| HN Mirror

> Most aren't in those regions.

If you're only looking at places where posit is worse than float, and ignoring the places where it's better, you should use a posit with a longer exponent where none of the values lose more than a single bit of precision. (There will be low-precision values, but they will be numbers that are completely unrepresentable in the equivalent float)

> Really? When it shows up in spreadsheets in various forms I expect people will think otherwise. The Intel floating point fiasco and Excel bugs with vastly less error certainly caused major problems.

Surely 2257 vs. 2258 is roughly as bad? But float16 has the exact same problem with those numbers. It's not "crazy bad" that the threshold is in a slightly different spot. 16 bit numbers are not appropriate for spreadsheets no matter what format.

> Both overflow - float16 to inf (denotes overflow, correct), posit16 to NaR (not a real, incorrect - the result is a real number). float16 also then says 0 < inf, correct. Posit16 says NaR < 0, which is not correct.

posit16 most certainly does not overflow on 400x400. It doesn't overflow on 4000x4000 either, or 4 million x 4 million.

And if you treat "infinity" literally it's not correct at all. If you're going to say "denotes overflow, correct" then it's only fair to say the same thing about NaR. Pretend it's "not a result" maybe? It's just a name.

> All of the IEEE formats - multiplying or dividing by two never loses precision until overflow or underflow since it's merely incrementing/decrementing the exponent.

Let me rephrase. What 8 bit float can represent 1.03125 in the first place?

> Also why did you ignore the 10*2 = 16 posit case? And these happen for all size posits for reasonable ranges, but none of the IEEE formats. The values I gave were for examples. Run your own checks and you'll find them all over the map for any size posit.

There is no standard 8 bit IEEE format as far as I know.

I didn't ignore that case. I pointed out how the standard posit8 fails it. But if we're using some kind of weird custom float with no sign bit, I think it's valid to use a better-balanced posit. Posit8_1 is the best competitor to a custom float with 5 mantissa bits.

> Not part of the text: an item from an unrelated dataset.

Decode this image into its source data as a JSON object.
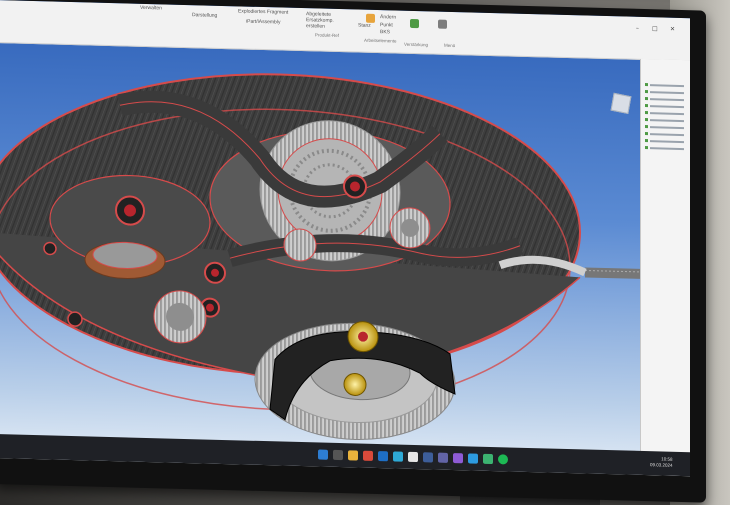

If you also remove the sign bit, then it can do 10 * 2 = 20.

> It's a fundamental property of IEEE 754 that the difference (or sum) of two representable values is itself representable in the same IEEE 754 format

Except when you hit infinity.

> Examples where the error in addition is not representable are a= Posit16(0x0001)=2^-114, a+a should be 2^-113, not representable as posit16, a+a as posit 16 gives 2^-112, with error from correct of 2^-113, not representable.

1. Such aggressive rounding only happens in the last couple values next to 0. If you were using float16 you wouldn't be able to represent that value, it would just be 0.

2. Does that give you x - y = 0 for different x and y, the thing I asked about?

> Why do you think that is?

I have no idea how hard it is to implement, to be honest. But adding a few more bits is easy in comparison. And it's not that different from normal floating point, so who wants to bother?

bfloat is just truncating differently; I'm not surprised it was very quickly implemented.